Water History of Southern Africa
By Zhang Jin  Publisher: The Commercial Press, Ltd.
Paper Back
2025-04-01 | ISBN: 978-7-100-25067-2
Rights Manager: Wang Xinguang
Email: wangxinguang@cp.com.cn
Introduction
Water shapes the destiny of Southern Africa like a silent witness to its history. Spanning millennia in time and space, this book takes water as its lens, cutting through the myths of “water crisis” in Africa to restore the true narratives of rivers, lakes, and aquifers across the land. From the ingenious terraced irrigation of Iron Age Bantu communities to water channels encoded stones of Great Zimbabwe; from colonial powers redrawing maps with hydroelectric dams to the collective awakening during Cape Town’s “Day Zero” crisis — this book unveils Southern Africa’s forgotten memories of water and reconstructs a hidden chronicle of water and power.
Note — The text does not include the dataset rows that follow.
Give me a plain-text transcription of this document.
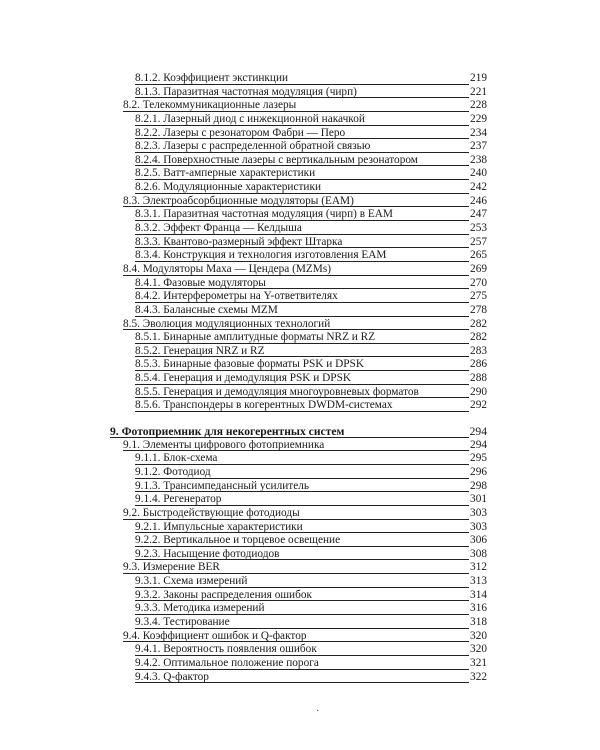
8.1.2. Коэффициент экстинкции	219
8.1.3. Паразитная частотная модуляция (чирп)	221
8.2. Телекоммуникационные лазеры	228
8.2.1. Лазерный диод с инжекционной накачкой	229
8.2.2. Лазеры с резонатором Фабри — Перо	234
8.2.3. Лазеры с распределенной обратной связью	237
8.2.4. Поверхностные лазеры с вертикальным резонатором	238
8.2.5. Ватт-амперные характеристики	240
8.2.6. Модуляционные характеристики	242
8.3. Электроабсорбционные модуляторы (ЕАМ)	246
8.3.1. Паразитная частотная модуляция (чирп) в ЕАМ	247
8.3.2. Эффект Франца — Келдыша	253
8.3.3. Квантово-размерный эффект Штарка	257
8.3.4. Конструкция и технология изготовления ЕАМ	265
8.4. Модуляторы Маха — Цендера (MZMs)	269
8.4.1. Фазовые модуляторы	270
8.4.2. Интерферометры на Y-ответвителях	275
8.4.3. Балансные схемы MZM	278
8.5. Эволюция модуляционных технологий	282
8.5.1. Бинарные амплитудные форматы NRZ и RZ	282
8.5.2. Генерация NRZ и RZ	283
8.5.3. Бинарные фазовые форматы PSK и DPSK	286
8.5.4. Генерация и демодуляция PSK и DPSK	288
8.5.5. Генерация и демодуляция многоуровневых форматов	290
8.5.6. Транспондеры в когерентных DWDM-системах	292
9. Фотоприемник для некогерентных систем	294
9.1. Элементы цифрового фотоприемника	294
9.1.1. Блок-схема	295
9.1.2. Фотодиод	296
9.1.3. Трансимпедансный усилитель	298
9.1.4. Регенератор	301
9.2. Быстродействующие фотодиоды	303
9.2.1. Импульсные характеристики	303
9.2.2. Вертикальное и торцевое освещение	306
9.2.3. Насыщение фотодиодов	308
9.3. Измерение BER	312
9.3.1. Схема измерений	313
9.3.2. Законы распределения ошибок	314
9.3.3. Методика измерений	316
9.3.4. Тестирование	318
9.4. Коэффициент ошибок и Q-фактор	320
9.4.1. Вероятность появления ошибок	320
9.4.2. Оптимальное положение порога	321
9.4.3. Q-фактор	322
·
Through five historical movements—sharing, controlling, discovering, constructing, and re-sharing—it reveals how water has driven migrations of peoples, served as a bargaining chip in imperial competitions, and become a microcosm of modern challenges. Within these pages, you’ll find the cultural legacy of the Lozi people’s rainmaking rituals, the social upheaval brought by the Kariba Dam, the institutional injustices of apartheid-era water laws, and the international struggles embodied by the Lesotho Highlands Water Project. Every drop of water tells a story of Africa’s wounds and resilience.